Un mécène et un amateur engagé. Loin de se cantonner à ses activités de négoce, celui que l’on surnomme « Tony » s’investit pleinement dans la vie culturelle locale. Son engagement se manifeste par son adhésion active à la Société des Amis des Arts de Chalon-sur-Saône, institution alors moteur de la diffusion artistique régionale. Membre influent, il y côtoie les cercles de collectionneurs et soutient la création contemporaine de son temps.
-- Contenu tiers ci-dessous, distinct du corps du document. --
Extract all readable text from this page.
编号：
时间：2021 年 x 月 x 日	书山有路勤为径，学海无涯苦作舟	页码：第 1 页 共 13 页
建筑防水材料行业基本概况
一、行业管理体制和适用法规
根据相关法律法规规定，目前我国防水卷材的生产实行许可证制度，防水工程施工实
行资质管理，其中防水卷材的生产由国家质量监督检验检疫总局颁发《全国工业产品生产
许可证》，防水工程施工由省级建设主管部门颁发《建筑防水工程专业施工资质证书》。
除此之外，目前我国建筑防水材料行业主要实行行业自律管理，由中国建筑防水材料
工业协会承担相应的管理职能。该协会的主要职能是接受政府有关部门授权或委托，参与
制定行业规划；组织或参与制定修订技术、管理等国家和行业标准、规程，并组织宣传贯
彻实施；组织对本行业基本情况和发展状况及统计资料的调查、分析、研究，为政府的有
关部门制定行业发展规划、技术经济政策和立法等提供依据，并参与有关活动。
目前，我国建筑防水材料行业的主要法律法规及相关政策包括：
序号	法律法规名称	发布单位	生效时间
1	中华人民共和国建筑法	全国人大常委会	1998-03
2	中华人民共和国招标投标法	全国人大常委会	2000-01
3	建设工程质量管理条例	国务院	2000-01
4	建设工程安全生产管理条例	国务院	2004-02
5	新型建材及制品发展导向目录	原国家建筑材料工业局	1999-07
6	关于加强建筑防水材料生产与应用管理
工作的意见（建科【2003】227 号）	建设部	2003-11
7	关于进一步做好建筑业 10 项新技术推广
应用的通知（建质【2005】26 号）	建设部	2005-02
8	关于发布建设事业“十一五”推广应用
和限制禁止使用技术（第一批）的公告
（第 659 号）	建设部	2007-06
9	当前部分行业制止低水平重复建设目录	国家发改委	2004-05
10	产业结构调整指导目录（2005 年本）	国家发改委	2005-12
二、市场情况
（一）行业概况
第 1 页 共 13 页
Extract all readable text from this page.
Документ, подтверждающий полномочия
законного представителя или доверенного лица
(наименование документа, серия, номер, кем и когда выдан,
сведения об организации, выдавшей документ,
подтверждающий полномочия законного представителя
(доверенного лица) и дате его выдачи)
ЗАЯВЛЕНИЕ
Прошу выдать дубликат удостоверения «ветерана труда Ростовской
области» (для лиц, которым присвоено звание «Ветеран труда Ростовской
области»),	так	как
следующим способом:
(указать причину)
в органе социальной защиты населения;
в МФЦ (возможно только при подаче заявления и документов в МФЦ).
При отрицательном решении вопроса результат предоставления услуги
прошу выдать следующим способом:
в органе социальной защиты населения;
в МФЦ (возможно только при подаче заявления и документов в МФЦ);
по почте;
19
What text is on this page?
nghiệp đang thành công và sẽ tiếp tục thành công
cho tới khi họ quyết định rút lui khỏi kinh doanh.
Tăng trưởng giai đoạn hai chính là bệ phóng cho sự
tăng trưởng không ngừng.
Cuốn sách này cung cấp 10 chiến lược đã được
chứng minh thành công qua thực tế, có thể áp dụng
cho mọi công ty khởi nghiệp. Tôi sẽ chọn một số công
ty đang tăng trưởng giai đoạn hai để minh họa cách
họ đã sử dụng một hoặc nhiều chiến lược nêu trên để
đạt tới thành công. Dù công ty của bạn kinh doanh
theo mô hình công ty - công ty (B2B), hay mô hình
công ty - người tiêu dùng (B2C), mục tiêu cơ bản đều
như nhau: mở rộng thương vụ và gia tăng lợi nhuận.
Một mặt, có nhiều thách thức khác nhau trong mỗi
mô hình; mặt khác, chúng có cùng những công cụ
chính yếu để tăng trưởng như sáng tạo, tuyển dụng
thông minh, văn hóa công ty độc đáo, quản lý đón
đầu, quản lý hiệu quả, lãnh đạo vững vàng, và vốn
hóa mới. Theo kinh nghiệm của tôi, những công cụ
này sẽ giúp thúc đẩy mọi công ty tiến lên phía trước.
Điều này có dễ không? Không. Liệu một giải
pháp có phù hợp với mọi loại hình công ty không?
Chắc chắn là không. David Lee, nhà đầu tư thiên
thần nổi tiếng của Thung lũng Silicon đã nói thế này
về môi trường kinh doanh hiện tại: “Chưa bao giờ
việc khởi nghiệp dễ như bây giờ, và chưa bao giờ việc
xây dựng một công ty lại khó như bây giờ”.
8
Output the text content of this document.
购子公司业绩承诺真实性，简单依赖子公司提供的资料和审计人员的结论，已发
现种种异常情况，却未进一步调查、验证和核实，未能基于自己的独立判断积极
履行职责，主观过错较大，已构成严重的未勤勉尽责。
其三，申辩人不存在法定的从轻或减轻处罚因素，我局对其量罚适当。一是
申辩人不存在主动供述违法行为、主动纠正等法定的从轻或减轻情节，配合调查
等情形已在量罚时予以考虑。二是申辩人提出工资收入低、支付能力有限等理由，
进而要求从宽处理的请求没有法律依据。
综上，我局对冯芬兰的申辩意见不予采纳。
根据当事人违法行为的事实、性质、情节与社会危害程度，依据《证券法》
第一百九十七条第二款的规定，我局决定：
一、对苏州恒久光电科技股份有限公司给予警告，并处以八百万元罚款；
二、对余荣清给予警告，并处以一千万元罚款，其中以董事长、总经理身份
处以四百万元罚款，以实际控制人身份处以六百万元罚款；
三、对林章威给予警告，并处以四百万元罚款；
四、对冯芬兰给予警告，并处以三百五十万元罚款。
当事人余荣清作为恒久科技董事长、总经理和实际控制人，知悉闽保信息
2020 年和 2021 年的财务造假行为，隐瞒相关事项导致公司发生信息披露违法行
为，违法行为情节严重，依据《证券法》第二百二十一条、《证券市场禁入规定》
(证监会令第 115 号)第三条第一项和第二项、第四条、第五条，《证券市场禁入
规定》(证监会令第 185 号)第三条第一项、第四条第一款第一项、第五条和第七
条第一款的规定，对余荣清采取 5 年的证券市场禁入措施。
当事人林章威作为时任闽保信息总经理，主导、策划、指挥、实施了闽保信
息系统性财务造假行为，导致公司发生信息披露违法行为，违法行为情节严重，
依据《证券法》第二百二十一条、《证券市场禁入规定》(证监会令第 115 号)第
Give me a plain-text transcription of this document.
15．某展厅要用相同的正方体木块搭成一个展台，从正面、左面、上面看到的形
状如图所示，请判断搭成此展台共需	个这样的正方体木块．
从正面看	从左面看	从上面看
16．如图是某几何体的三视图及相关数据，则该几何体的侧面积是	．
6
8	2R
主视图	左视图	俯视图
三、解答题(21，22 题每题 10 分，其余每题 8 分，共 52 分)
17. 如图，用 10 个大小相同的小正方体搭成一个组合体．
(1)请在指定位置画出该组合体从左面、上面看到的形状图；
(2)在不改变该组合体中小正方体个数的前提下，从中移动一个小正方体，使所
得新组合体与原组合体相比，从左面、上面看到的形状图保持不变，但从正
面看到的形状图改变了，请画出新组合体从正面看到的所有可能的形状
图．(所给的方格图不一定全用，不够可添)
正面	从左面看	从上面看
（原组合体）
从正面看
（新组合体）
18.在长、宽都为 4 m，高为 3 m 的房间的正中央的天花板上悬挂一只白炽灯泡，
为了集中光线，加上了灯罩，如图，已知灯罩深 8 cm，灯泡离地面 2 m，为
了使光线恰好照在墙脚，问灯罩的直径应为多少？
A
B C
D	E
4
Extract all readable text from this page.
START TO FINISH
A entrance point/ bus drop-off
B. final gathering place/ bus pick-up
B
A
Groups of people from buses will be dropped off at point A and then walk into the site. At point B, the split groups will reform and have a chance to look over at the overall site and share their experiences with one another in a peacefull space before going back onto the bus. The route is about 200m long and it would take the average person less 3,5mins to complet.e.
L’œuvre picturale : entre nature et terroir. Dessinateur et peintre, Desmarquest pratique un art empreint de sincérité, tourné vers les thèmes classiques de la vie rurale et de la nature morte. Son talent est reconnu au-delà de son cercle privé lorsqu’il participe, en 1879, à l’exposition des Amis des Arts de l’Ain. Il y expose deux œuvres révélatrices de sa sensibilité : Une perdrix (nature morte), témoignant d’une précision technique et d’un goût pour l’observation naturaliste et Un paysage (souvenir de Bourgogne), œuvre plus personnelle traduisant son attachement viscéral à son terroir natal.
Tony Desmarquest demeure ainsi une figure représentative de ces « peintres-gentilshommes » qui, par leur double culture du commerce et du pinceau, ont fait vivre l’art en dehors des salons parisiens.